Balancing ministry with other demands of life

Importance of rest for sustained ministry success

(Exo 31:15 NIV)  For six days, work is to be done, but the seventh day is a Sabbath of rest, holy to the LORD. Whoever does any work on the Sabbath day must be put to death.

God’s people were not commended for working non-stop. On the contrary, those who did not observe the Sabbath were put to death.

Why is rest so important? Because the God who created us knows that we can only function effectively if we have enough rest. If we don’t rest, we may do well for a short time but will definitely burn out after a while.

(Psa 23:1-3 NIV)  A psalm of David. The LORD is my shepherd, I shall not be in want. {2} He makes me lie down in green pastures, he leads me beside quiet waters, {3} he restores my soul. He guides me in paths of righteousness for his name’s sake.

Illustration: The Devil’s Day Off?

One day an angry church member scolded his pastor saying, “I phoned you Monday, but I couldn’t get you.” The preacher explained that it was his day off. “What? A day off? The devil never takes a day off!” exclaimed the member with holier-than-thou indignation. “That’s right, ” said the minister, “and if I didn’t take any ‘time out,’ I would be just like him!”

Even Jesus rested.

Mark 6:31 NIV)  Then, because so many people were coming and going that they did not even have a chance to eat, he said to them, “Come with me by yourselves to a quiet place and get some rest.”

If the Son of God needs to rest, so do we.

Application: Have you been guilty of not taking enough rest in ministry? How do you plan to reschedule your weekly routine so that you have some time for rest?

Balancing ministry with a secular job

When we think of the apostle Paul, we think of someone who was devoted full time to the ministry. But it is not always true that Paul was full time in the ministry. There were periods in his life when he worked and served in the ministry at the same time.

(Acts 18:1-4 NIV)  After this, Paul left Athens and went to Corinth. {2} There he met a Jew named Aquila, a native of Pontus, who had recently come from Italy with his wife Priscilla, because Claudius had ordered all the Jews to leave Rome. Paul went to see them, {3} and because he was a tentmaker as they were, he stayed and worked with them. {4} Every Sabbath he reasoned in the synagogue, trying to persuade Jews and Greeks.

Even Paul had to balance his secular job and ministry. We may think that we cannot be effective unless we are full time in the ministry.
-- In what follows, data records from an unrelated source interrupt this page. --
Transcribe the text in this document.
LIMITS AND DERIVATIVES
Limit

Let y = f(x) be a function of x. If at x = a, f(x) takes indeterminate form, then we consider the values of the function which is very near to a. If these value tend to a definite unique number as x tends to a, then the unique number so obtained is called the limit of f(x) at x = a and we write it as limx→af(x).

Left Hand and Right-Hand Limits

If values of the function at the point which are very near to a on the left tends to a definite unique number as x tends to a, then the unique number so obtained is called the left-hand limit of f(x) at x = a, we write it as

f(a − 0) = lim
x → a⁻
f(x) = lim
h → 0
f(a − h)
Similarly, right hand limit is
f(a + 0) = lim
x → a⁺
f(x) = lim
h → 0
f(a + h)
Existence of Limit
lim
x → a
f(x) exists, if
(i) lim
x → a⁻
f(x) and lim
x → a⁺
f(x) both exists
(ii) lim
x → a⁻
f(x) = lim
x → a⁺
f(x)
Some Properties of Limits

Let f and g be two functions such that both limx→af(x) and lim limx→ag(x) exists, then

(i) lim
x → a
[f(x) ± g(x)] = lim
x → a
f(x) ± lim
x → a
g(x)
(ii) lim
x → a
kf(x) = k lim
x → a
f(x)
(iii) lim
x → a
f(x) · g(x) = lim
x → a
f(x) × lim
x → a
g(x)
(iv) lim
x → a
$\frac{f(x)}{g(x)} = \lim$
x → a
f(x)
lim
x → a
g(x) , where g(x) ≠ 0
But that is not true.

We can have ministry plus secular job and we can ask God to help us to balance both.

Balancing ministry with family

(1 Tim 3:1-4 NIV)  Here is a trustworthy saying: If anyone sets his heart on being an overseer, he desires a noble task. {2} Now the overseer must be above reproach, the husband of but one wife, temperate, self-controlled, respectable, hospitable, able to teach, {3} not given to drunkenness, not violent but gentle, not quarrelsome, not a lover of money. {4} He must manage his own family well and see that his children obey him with proper respect.

Church leaders should not be preoccupied with their ministry that they don’t have time for the family. They should examine themselves to make sure that they fulfil their role properly as husband and father.

It is important for the leader to take time off the ministry so that he can spend time with the family.